PartitionKey and RowKey
Every entity must have a PartitionKey and a RowKey. These two properties together uniquely identify an entity within a table.
- PartitionKey: Used to group entities together. Entities within the same partition are stored contiguously. This is crucial for scalability and performance.
- RowKey: A unique identifier for an entity within its partition.
Queries that filter on PartitionKey are very efficient. Queries that span multiple partitions (or don't specify a PartitionKey) are less efficient.
Data Model Example
Let's consider a simple task management application. We could have a 'Tasks' table.
Table: Tasks
| PartitionKey | RowKey | Description | IsCompleted | DueDate | Priority |
|---|---|---|---|---|---|
| 2023-10-27 | task-101 | Prepare presentation slides | false | 2023-10-27T17:00:00Z | High |
| 2023-10-28 | task-102 | Review code changes | false | 2023-10-28T10:00:00Z | Medium |
| 2023-10-27 | task-103 | Send follow-up email | true | 2023-10-26T15:00:00Z | Low |
In this example:
PartitionKeycould represent the date the task is due.RowKeycould be a unique ID for the task within that date.- Additional properties like
Description,IsCompleted,DueDate, andPrioritystore the task details.
Operations
Table Storage supports the following common operations:
- Insert Entity: Add a new entity to a table.

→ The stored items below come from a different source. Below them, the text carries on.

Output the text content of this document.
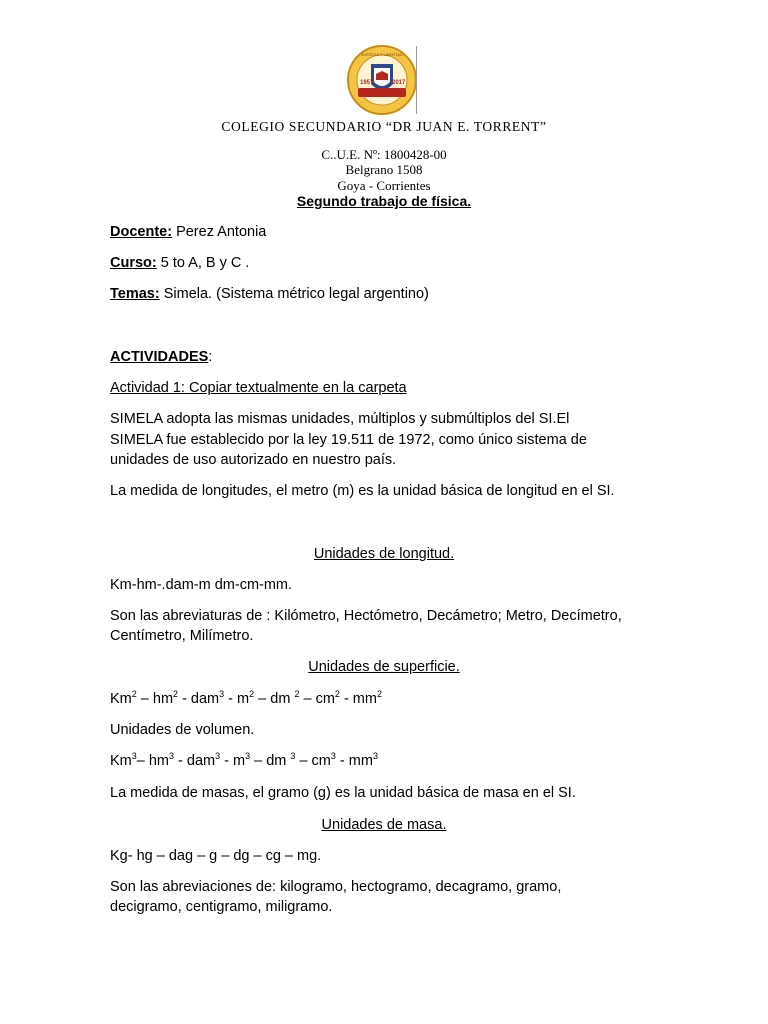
1957	2017
JUSTICIA Y LIBERTAD
COLEGIO SECUNDARIO “DR JUAN E. TORRENT”
C..U.E. Nº: 1800428-00
Belgrano 1508
Goya - Corrientes
Segundo trabajo de física.
Docente: Perez Antonia
Curso: 5 to A, B y C .
Temas: Simela. (Sistema métrico legal argentino)
ACTIVIDADES:
Actividad 1: Copiar textualmente en la carpeta
SIMELA adopta las mismas unidades, múltiplos y submúltiplos del SI.El
SIMELA fue establecido por la ley 19.511 de 1972, como único sistema de
unidades de uso autorizado en nuestro país.
La medida de longitudes, el metro (m) es la unidad básica de longitud en el SI.
Unidades de longitud.
Km-hm-.dam-m dm-cm-mm.
Son las abreviaturas de : Kilómetro, Hectómetro, Decámetro; Metro, Decímetro,
Centímetro, Milímetro.
Unidades de superficie.
$Km^2 - hm^2 - dam^3 - m^2$ – dm $^2 - cm^2 - mm^2$
Unidades de volumen.
Km$^3$– $hm^3 - dam^3 - m^3$ – dm $^3 - cm^3 - mm^3$
La medida de masas, el gramo (g) es la unidad básica de masa en el SI.
Unidades de masa.
Kg- hg – dag – g – dg – cg – mg.
Son las abreviaciones de: kilogramo, hectogramo, decagramo, gramo,
decigramo, centigramo, miligramo.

- Update Entity: Update an existing entity. You can perform an unconditional update (replace the entire entity) or a conditional update (update only if certain properties match).
- Delete Entity: Remove an entity from a table.
- Query Entities: Retrieve entities from a table. You can filter, sort, and project properties.
Example: Inserting an Entity (Conceptual)
This is a simplified representation. Actual implementation would use Azure SDKs.
// Assuming 'tableClient' is an instance of TableClient from Azure.Data.Tables
var newTask = new
{
PartitionKey = "2023-11-01",
RowKey = "report-20231101-001",
Title = "Generate Monthly Report",
Status = "Pending",
CreatedDate = DateTimeOffset.UtcNow,
Category = "Reporting"
};
tableClient.AddEntity(newTask);
Scalability and Performance
Table Storage is designed for massive scale. To achieve optimal performance:
- Design effective PartitionKeys: Distribute your data evenly across partitions. A common strategy is to use a hash of a frequently queried value or a date/time component.
- Leverage RowKeys: Use RowKeys for efficient sorting and range queries within a partition.
- Batch Operations: Group multiple insert, update, or delete operations into a single batch for better throughput.
- Projected Queries: Retrieve only the properties you need to reduce network traffic and processing.
When to Use Table Storage
- When you need to store large amounts of semi-structured data.
- When you require high throughput and low latency for data access.
- When your access patterns are well-defined and can be optimized with PartitionKey and RowKey design.
- When a flexible schema is beneficial.
Table Storage is not suitable for complex relational queries, joins, or transactions across multiple entities that are not within the same partition.